Democrats seized on this discrepancy, with House Judiciary Committee Chairman Rep. Jerry Nadler, D-N.Y., tweeting that he would call Barr to testify about his decision.

But the questions cannot change the legal result. Mueller worked for the Justice Department, and he made the decision, according to Barr's letter, to defer to his superiors — like the Marine officer he once was.

Barr, Trump's appointee, suggested the call was not a difficult one.

For one thing, he said in the letter, there was no evidence of the underlying crime of conspiracy, and "the absence of such evidence bears upon the president's intent with respect to obstruction."

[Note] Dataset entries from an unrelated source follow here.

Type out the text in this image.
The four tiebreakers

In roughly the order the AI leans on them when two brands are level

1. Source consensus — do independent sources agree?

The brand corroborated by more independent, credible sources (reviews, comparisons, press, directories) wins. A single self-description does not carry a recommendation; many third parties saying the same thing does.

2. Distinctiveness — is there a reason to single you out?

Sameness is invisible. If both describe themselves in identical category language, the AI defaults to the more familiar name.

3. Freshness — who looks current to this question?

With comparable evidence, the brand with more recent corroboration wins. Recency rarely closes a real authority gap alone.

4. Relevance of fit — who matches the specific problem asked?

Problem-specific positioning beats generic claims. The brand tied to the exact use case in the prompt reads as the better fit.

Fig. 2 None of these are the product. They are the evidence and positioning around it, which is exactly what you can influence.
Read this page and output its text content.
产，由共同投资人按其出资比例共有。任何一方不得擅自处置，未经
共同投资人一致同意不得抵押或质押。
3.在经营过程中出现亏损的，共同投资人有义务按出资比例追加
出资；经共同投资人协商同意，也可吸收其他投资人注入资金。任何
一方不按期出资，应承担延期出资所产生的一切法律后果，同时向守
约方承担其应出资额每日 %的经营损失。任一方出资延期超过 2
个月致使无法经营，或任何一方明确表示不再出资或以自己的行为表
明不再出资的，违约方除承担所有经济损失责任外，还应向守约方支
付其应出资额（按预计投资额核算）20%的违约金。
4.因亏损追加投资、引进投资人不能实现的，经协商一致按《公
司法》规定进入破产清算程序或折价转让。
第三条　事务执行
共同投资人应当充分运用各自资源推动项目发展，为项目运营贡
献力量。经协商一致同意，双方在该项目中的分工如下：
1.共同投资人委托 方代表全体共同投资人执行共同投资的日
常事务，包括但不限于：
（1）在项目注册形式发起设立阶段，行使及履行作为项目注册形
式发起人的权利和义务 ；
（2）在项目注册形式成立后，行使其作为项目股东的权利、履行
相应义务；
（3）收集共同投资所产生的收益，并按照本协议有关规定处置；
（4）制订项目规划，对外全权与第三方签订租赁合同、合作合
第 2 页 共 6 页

He said Mueller didn't identify actions that in Barr's judgment were done with corrupt intent. That corrupt intent, Barr said, is required "under the Department’s principles of federal prosecution guiding charging decisions, would need to be proven beyond a reasonable doubt to establish an obstruction-of-justice offense."

Of course, one way to investigate a defendant's intent is to interview him. Mueller did not interview Trump, and the reason that never happened was not covered in Barr's letter.

The discrepancy on the obstruction question has given Democrats plenty of fodder to question Barr's decisions.

One issue that is bound to come up is the fact that Rosenstein was considered by some a witness on obstruction, because he wrote a memo that Trump cited in firing FBI Director James Comey — a key point in the obstruction case.

But no amount of questioning will change the fact that the Mueller investigation is over. And, as a legal matter, the president is in the clear.